Randomizing Thread Slices
Normally, Undo lets a thread run for a fixed amount of basic blocks before letting the kernel switch to another thread. The random
mode makes the length of these runs random and often much shorter to increase the number of thread switches. This increases the chances of these threads interrupting each other.
Switching Inside Basic Blocks
A basic block is a code sequence with one entry point (nowhere inside is the destination of a jump instruction elsewhere) and one exit point (only the last instruction can cause the program to begin executing in a different block). By default, Undo doesn’t allow basic blocks to be interrupted. Thread switches can only happen at basic block boundaries where the code does branch.
This may hide bugs happening due to having an inconsistent status for a very short amount of time, for instance:
volatile int value1 = 0; volatile int value2 = 0; void setter_thread() { for (int i = 0; i < 100; i++) { value1 = i; value2 = i; } } void checker_thread() { for (int i = 0; i < 100; i++) { assert(value1 == value2); } }
The above code would never fail in Undo with default settings as the setter thread can never be interrupted between the two assignments. The in-bb
Thread fuzzing mode allows thread switches to happen anywhere, making it possible to reproduce this kind of bug.

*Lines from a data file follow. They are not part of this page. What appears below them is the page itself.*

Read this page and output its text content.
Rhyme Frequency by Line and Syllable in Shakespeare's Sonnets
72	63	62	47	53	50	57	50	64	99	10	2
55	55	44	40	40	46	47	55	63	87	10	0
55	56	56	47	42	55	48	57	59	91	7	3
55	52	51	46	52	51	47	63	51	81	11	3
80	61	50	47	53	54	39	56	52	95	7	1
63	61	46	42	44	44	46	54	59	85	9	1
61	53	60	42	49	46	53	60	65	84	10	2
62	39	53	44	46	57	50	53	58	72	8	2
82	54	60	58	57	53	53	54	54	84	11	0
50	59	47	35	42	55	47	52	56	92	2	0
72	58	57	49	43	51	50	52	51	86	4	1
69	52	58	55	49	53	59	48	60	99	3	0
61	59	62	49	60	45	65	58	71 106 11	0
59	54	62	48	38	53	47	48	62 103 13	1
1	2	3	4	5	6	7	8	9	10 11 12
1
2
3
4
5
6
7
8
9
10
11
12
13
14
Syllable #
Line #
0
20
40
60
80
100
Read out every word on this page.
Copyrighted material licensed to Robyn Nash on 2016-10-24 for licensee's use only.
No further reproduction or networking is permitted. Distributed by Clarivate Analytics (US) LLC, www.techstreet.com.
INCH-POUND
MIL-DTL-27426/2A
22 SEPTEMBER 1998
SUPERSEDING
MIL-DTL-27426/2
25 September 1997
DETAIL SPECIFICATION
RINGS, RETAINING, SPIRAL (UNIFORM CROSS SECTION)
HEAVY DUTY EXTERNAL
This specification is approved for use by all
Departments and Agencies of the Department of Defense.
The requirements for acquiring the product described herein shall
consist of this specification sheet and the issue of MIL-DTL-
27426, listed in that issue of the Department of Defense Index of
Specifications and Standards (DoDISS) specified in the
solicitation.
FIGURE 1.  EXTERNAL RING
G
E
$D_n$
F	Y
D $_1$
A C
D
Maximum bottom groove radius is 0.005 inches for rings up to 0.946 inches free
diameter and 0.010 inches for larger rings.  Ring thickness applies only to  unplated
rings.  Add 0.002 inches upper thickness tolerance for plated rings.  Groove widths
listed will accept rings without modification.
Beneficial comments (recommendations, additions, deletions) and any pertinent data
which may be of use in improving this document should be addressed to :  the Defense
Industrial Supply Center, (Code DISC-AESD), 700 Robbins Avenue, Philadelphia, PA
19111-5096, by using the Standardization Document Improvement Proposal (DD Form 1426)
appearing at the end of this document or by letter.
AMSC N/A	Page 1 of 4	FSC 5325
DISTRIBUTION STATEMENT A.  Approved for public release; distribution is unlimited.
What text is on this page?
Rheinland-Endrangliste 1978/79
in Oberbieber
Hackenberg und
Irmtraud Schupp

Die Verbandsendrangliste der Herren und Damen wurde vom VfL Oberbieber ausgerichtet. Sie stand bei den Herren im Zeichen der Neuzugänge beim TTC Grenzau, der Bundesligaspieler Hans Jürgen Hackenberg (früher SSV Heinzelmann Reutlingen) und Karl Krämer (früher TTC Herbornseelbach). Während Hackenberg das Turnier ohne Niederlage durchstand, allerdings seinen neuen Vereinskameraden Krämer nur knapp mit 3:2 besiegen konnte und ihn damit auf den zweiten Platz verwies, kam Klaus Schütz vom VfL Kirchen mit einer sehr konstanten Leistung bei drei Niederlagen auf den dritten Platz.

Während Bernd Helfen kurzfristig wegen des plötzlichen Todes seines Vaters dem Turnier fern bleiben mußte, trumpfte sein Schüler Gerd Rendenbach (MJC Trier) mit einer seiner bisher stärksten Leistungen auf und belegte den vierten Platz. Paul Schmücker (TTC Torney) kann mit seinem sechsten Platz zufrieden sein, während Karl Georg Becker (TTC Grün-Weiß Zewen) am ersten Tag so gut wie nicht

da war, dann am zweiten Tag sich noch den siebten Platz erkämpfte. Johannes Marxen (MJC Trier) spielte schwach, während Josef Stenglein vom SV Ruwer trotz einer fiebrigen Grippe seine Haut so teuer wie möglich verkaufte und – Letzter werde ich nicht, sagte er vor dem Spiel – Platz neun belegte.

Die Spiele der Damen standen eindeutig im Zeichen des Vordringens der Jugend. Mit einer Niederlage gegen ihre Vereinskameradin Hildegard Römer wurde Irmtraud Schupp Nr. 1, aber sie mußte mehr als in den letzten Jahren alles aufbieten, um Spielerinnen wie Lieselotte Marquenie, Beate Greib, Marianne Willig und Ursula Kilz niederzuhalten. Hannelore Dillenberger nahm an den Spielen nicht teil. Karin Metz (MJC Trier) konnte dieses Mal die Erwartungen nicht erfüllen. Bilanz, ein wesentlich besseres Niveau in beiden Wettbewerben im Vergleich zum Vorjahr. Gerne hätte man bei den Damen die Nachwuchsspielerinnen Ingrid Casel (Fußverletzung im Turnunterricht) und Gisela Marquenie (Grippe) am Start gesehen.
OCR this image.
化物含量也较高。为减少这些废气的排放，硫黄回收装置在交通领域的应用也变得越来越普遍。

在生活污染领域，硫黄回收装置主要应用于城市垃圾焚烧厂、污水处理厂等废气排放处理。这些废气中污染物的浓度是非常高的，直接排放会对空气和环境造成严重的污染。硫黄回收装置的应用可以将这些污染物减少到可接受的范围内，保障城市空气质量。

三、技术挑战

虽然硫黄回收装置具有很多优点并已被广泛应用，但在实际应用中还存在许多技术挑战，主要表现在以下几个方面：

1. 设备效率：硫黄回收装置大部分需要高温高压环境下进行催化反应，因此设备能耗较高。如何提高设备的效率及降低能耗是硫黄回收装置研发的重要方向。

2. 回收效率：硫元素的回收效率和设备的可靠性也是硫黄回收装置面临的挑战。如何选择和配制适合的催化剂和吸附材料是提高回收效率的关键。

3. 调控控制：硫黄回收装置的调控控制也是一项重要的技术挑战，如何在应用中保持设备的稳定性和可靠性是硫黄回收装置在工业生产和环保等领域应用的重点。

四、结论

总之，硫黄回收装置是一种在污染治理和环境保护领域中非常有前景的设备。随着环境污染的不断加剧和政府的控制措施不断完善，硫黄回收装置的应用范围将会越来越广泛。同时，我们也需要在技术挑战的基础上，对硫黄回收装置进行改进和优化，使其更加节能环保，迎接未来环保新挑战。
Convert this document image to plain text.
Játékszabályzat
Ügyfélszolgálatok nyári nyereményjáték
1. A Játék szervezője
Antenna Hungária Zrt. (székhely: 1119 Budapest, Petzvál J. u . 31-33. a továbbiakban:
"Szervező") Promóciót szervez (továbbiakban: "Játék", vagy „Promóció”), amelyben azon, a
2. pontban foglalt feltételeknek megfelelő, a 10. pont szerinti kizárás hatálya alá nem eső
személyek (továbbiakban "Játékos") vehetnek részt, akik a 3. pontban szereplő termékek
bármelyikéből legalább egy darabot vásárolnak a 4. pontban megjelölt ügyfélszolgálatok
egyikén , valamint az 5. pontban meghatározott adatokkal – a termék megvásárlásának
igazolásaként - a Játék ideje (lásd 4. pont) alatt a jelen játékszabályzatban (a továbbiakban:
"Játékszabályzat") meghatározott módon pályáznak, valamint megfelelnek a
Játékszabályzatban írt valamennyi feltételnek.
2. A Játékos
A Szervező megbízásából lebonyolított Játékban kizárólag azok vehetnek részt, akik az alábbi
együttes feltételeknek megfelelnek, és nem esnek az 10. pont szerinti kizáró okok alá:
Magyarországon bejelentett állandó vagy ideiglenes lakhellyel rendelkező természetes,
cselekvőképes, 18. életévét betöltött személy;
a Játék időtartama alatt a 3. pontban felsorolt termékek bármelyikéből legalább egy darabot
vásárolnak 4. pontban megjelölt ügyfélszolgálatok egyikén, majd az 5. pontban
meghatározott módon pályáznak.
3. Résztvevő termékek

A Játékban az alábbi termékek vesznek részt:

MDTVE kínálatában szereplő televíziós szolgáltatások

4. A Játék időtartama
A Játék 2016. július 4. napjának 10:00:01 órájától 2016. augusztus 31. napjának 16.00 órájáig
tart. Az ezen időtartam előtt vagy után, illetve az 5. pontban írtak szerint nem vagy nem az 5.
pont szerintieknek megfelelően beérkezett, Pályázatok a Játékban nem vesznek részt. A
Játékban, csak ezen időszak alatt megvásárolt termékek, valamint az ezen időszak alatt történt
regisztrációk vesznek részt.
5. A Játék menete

Switches Around Locking/Syncing Instructions
Basic locking functionalities and atomic operations, for instance gcc’s __atomic_*
functions or pthread mutexes, are generally implemented using machine instructions that are mainly used in this context (for instance, Intel’s cmpxchg
instruction).
By allowing extra thread switches around these specific instructions we can make it more likely that another thread will be run at this point, potentially exposing concurrency bugs
Configuring Thread Fuzzing in Undo
Thread fuzzing is a feature of Undo (which includes the LiveRecorder tool). It is not included in UDB because the feature is targeted at hard-to-reproduce issues, and so is more effective in automatic scenarios. Why waste engineering time when you can let the machine do the work for you?
It can be enabled with a command-line option, which by default uses all thread fuzzing components:
$ live-record --thread-fuzzing <other args> <process to record>
If you want a more detailed way of controlling it, you can use the environment variable inline instead:
$ UNDO_tf=starve,random,in-bb,sync-instr live-record <args> <process to record>
The UNDO_tf
environment variable is a comma-separated list: you can enable individual components or a combination.
To enable thread fuzzing via a LiveRecorder API session, include undolr_thread_fuzzing.h
and call undolr_thread_mode_set()
with a bitmask of the desired components to enable.
The LiveRecorder tool can be set to record on failure, allowing only the misbehaving instances to be saved. To get the most out of thread fuzzing in your test pipeline, tests which may expose concurrency bugs should be run many times until a failure happens and then the recording can be analyzed to discover the root cause.
NEW: Feedback-directed thread fuzzing (public beta)
In Undo 8.0, we introduced an advanced debugging functionality called Feedback-directed Thread Fuzzing. This is a variant on thread fuzzing that uses a two-phase approach:
- 1st phase to observe which memory locations are modified by multiple threads
- 2nd phase to force thread scheduling/starvation at exactly those points
This offers a powerful way to find intermittent races.